Torpe
No caso do §
2º inc. I do Art. 121 do CP que qualifica como torpeza a promessa ou paga de
recompensa como motivação do homicídio é evidente a ação desviante do que dá a
ordem assassina. Na realidade ele está, com base no seu poder econômico,
capacidade de comando - qualquer que seja à base de sua autoridade -, ou
simplesmente por ser a encarnação visível da capacidade de resolução com
firmeza dos conflitos naquela área onde o poder regulador do Estado não se faz
presente e ele o substitui.
A torpeza,
embora seja normalmente referida apenas como o comportamento que causa
repugnância ou profunda desaprovação por parte do cidadão comum, traz consigo
uma série de agressões a importantes normas morais que estabelecem condições
para uma vida social sem muitos prejuízos ou conflitos. Com apoio em Durkheim
popularizou-se a ideia de que as infrações mais graves à lei moral são as
consideradas mais danosas na lei penal, como o estupro, roubo, e mais
especificamente o homicídio. Como o homem não nasce destinado a prática de atos
que por seu exacerbado egoísmo são definidos como criminosos, se aceita como
mais lógico que ele seja estimulado ou levado a sua prática. A Teoria da associação diferencial insiste
em que o crime é sempre aprendido. Ele jamais é herdado, criado ou inventado.

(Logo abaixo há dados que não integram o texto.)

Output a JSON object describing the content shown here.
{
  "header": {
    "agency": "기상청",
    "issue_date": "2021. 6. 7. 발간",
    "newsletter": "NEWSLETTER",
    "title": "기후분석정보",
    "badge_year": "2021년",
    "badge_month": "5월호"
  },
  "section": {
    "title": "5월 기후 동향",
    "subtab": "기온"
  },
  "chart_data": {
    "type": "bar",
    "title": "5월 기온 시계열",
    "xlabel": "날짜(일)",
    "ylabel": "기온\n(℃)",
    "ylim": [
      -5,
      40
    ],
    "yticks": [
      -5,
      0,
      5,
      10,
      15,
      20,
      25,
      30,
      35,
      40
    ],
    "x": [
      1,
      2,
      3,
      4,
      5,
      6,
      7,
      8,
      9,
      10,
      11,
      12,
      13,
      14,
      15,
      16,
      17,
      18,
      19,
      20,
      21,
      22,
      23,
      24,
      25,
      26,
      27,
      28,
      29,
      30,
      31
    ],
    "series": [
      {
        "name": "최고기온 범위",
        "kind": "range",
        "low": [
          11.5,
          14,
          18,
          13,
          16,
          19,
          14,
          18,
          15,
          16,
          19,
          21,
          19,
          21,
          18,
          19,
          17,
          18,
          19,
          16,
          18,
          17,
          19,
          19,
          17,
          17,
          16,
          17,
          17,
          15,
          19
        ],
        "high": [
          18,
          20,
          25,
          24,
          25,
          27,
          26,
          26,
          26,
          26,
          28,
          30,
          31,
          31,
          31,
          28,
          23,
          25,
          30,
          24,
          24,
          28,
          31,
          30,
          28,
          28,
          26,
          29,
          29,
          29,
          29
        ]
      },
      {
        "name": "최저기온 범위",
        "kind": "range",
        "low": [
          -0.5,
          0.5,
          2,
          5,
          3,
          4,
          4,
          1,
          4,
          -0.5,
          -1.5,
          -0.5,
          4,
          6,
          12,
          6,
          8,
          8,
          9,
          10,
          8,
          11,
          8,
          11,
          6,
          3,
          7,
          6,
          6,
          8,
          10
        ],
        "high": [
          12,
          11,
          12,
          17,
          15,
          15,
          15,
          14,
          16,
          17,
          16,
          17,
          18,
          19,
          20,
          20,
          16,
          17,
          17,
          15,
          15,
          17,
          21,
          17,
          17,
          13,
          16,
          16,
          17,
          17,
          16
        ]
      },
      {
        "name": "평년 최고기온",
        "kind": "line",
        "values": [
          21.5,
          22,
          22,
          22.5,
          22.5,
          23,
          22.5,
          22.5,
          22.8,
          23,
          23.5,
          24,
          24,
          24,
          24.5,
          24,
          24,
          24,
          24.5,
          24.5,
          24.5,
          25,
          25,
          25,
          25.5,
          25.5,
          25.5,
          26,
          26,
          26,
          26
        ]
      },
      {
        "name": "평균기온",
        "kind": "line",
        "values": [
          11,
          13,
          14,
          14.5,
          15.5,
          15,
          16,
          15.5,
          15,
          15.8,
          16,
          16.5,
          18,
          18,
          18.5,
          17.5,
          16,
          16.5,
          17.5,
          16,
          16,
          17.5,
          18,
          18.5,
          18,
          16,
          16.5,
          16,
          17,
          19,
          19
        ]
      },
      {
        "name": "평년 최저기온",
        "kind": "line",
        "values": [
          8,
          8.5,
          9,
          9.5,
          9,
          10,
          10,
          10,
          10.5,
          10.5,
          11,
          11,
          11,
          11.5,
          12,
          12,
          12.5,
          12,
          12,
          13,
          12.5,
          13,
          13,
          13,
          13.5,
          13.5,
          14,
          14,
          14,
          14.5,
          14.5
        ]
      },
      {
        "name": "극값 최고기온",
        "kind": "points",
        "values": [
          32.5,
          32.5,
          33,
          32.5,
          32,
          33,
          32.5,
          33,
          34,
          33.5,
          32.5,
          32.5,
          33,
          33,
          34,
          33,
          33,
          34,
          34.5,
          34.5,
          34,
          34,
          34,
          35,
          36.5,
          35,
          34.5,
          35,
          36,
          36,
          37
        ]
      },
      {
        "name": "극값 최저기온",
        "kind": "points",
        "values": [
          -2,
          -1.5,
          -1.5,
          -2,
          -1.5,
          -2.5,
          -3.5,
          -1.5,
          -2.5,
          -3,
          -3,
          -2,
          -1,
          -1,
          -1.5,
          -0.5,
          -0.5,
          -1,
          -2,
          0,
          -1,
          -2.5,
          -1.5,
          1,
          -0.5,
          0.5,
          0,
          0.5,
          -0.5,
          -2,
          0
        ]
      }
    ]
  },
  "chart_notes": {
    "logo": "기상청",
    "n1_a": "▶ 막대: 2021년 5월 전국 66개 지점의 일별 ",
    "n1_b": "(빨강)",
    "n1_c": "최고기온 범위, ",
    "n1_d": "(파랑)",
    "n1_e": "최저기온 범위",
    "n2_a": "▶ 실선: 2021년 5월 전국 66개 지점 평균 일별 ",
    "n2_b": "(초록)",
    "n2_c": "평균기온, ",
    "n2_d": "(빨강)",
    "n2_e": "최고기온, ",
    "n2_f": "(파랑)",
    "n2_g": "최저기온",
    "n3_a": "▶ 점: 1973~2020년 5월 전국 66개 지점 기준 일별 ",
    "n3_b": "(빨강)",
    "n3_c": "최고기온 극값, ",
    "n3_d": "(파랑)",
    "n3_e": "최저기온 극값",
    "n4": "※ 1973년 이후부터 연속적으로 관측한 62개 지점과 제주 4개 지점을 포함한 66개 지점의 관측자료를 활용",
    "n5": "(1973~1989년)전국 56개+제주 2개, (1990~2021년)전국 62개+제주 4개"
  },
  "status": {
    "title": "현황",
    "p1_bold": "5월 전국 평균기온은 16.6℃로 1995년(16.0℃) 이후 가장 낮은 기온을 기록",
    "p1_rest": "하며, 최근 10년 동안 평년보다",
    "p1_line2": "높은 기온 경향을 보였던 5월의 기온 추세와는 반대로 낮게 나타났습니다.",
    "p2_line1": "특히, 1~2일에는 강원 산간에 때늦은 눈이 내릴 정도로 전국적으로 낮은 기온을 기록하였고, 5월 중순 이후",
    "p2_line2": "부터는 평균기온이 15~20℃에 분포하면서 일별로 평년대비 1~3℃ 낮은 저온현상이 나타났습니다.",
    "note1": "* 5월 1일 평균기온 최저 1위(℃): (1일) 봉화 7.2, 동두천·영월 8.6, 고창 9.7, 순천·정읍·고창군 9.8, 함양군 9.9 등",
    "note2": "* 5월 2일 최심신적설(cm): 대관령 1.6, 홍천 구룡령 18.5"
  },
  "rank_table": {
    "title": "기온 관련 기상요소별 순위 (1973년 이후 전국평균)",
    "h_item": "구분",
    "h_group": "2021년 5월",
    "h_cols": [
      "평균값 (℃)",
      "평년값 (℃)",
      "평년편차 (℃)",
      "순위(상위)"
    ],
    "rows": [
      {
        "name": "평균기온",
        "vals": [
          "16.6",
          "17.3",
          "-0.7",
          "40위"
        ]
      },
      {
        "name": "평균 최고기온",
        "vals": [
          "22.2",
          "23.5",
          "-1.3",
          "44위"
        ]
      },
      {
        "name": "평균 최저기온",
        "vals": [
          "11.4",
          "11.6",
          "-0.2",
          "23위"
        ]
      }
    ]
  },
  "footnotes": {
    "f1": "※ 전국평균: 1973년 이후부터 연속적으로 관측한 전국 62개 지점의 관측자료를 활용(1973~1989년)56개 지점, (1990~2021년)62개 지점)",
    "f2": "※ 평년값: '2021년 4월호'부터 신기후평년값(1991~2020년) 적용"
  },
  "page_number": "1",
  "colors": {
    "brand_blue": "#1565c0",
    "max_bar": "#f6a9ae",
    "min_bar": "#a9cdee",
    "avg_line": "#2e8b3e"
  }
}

Basicamente a teoria tem como fundamento o argumento de que uma pessoa torna-se
criminosa porque recebe mais estímulos favoráveis à violação da lei do que
desfavoráveis a essa violação.
A promessa
ou paga de vantagem traz mais danos que a perda de uma vida. Representa o
rompimento do dique que contém a violação da lei e estimula o desrespeito pelas
normas sociais como um todo. O sacrifício de uma vida no altar do egoísmo
submete definitivamente a sociedade ao interesse particular, estabelecendo na
mente do delinquente a aceitação da possibilidade de que a partir do homicídio
praticado ele está liberado para a realização de qualquer outro delito que se
apresenta como menor.
A cultura
ocidental, desde a época de S. Tomás tem aceitado que não se pode matar um
homem, exceto se for um malfeitor e a ação for ordenada ao bem de toda a
comunidade. “Quem matar um malfeitor sem ter o cargo da administração pública
será julgado como homicida” (Tratado da
Justiça – Summa Teológica – Res Editora – Portugal). Ainda que admita que o
homem perverso seja pior que um animal e é mais nocivo que este, S Tomás lembra
Ezequiel: “Não quero a morte do pecador, mas que este se converta e viva.” (Ez
33, 11).
No inc. I do
§ 2º do art.121 temos a prática de um homicídio determinado por um homem
motivado por sentimentos que por si dão origem a comportamentos antissociais
como a inveja, ciúme desmedido, ambição, ira.
A moeda de
troca pela vida pode consistir em dinheiro ou qualquer vantagem patrimonial, o
que se traduz em uma longa série de possibilidades que podem partir do perdão
de uma dívida até um aumento patrimonial.
A ânsia
assassina vai ainda mais longe ao trazer para a prática do crime um terceiro
instigado pela cobiça ou miséria particular. Assim combinados ambos ferem
gravemente a sociedade.
Matar alguém
em razão de pagamento para tal ou sob promessa de recompensa deixa às claras a
frieza e insensibilidade perante o ataque ao maior bem jurídico que é a vida
humana. Aquele que executa a vítima não possui razões pessoais que justifiquem
o seu comportamento. Ele mostra uma total insensibilidade moral, revelada no
desprezo pelo sofrimento da vítima e pelas consequências da morte de um ser
humano. O mandante, por seu turno, busca a impunidade e segurança pessoal,
escudando-se no seu poder econômico.
Autores como
Fernando Pedroso e até Nélson Hungria fizeram referências ao fato de matar
“pelo prazer de matar”, como torpeza. Creio que se trata mais da hipótese de
aplicação do art. 26.
É torpe
o motivo que leva o filho a matar o pai ou contratar alguém que o faça para
obter herança, livrar-se das admoestações, dos corretivos normais. Tais ações
são consideradas torpes, isto é, repugnante, abjeta. É torpe o comportamento do
pai que busca lucro prostituindo uma filha menor. “A torpeza traduz um grau
especial de perversidade.” (Nélson Hungria)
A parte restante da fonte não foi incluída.